Cheers and tears. That’s the way of a Vineyard housing lottery.
On Tuesday, March 30th, a standing room only crowd packed the meeting room at the Howes House. At stake: seven new LEED platinum houses at Eliakim’s Way off State Road in West Tisbury. There was a mix of nervous applicants, expectant children, public officials, and housing advocates.
In the front of the room David Vigneault and Terri Keech of the Dukes County Regional Housing Authority, lottery administrators, explained the process. A complex matrix of preferences and qualifications was so arcane nobody could actually understand it. The crowd chuckled when David finished his explanation and said, “Is that all clear?”
But everyone understood the real meaning. Qualified applicants would drop their tickets into a slot in a gaily painted cardboard house, and public officials would draw them out one by one to determine whose future would change in a heartbeat. A large easel in front of the room showed, for each house, the qualified applicants. After each drawing Terri, decked out in a leopard skin hat, would flip the sheet with a flourish to reveal the next house and its applicants.
Philippe and Maddie Ezanno, and their 11-year-old daughter Juniper, embraced as their name was drawn. Future on Martha’s Vineyard: assured. George Drew and Krissy Kinsman sat eagerly in the front row. Their name was drawn. They were silent, sat back, and breathed deeply before collapsing into each other’s arms. Future on Martha’s Vineyard: assured.

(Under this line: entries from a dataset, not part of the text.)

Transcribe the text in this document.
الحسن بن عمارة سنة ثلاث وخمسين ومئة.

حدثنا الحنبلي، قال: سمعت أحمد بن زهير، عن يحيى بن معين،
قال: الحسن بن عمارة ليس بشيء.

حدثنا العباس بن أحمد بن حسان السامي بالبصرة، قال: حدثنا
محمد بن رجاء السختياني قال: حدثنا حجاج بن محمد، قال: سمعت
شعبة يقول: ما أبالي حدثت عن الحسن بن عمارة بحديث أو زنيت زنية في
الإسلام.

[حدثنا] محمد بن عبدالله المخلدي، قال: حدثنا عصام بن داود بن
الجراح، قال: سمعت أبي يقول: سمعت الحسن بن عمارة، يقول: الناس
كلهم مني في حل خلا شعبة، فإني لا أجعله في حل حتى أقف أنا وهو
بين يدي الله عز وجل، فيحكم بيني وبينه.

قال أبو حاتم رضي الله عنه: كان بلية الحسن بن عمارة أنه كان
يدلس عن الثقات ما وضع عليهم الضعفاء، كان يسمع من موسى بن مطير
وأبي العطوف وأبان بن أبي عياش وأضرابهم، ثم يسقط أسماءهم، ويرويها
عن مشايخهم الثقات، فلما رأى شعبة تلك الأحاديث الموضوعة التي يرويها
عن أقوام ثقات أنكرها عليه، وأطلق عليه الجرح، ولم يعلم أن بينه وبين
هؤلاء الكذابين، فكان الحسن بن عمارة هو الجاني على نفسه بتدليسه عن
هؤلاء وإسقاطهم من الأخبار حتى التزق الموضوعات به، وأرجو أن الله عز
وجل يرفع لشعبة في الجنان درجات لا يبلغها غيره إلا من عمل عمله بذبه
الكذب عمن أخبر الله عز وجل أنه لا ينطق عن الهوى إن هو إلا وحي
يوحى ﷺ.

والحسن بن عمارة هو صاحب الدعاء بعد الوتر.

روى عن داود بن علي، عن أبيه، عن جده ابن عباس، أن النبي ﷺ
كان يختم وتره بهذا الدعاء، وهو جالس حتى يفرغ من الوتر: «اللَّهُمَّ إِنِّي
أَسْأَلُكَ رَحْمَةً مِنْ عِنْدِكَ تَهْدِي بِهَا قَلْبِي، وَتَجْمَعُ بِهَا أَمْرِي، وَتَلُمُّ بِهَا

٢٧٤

It was all done in a half hour. Lives had changed. Others hadn’t. Some slipped out, disconsolate, wondering when the next one would be. As the glow wore off, others remained. They realized they would soon be neighbors. They hugged and congratulated each other.
This is the fourth time I have witnessed one of these lotteries. They’re bittersweet – I’ve seen plenty of tears of both happiness and sadness. The sad ones – they’re the reason we do it. Again and again, despite the trials and tribulations, which are ample. And also because we may be able to look back sometime soon – perhaps in 5 years, perhaps in 10, perhaps in 15, and say, “Amazing. We had a problem – a big knotty complicated problem – and we truly solved it.” How rare. How wonderful.
But for now – cheers and tears.
* * * *
This weekend the chosen families moved into their new homes. Here they are at move-in time.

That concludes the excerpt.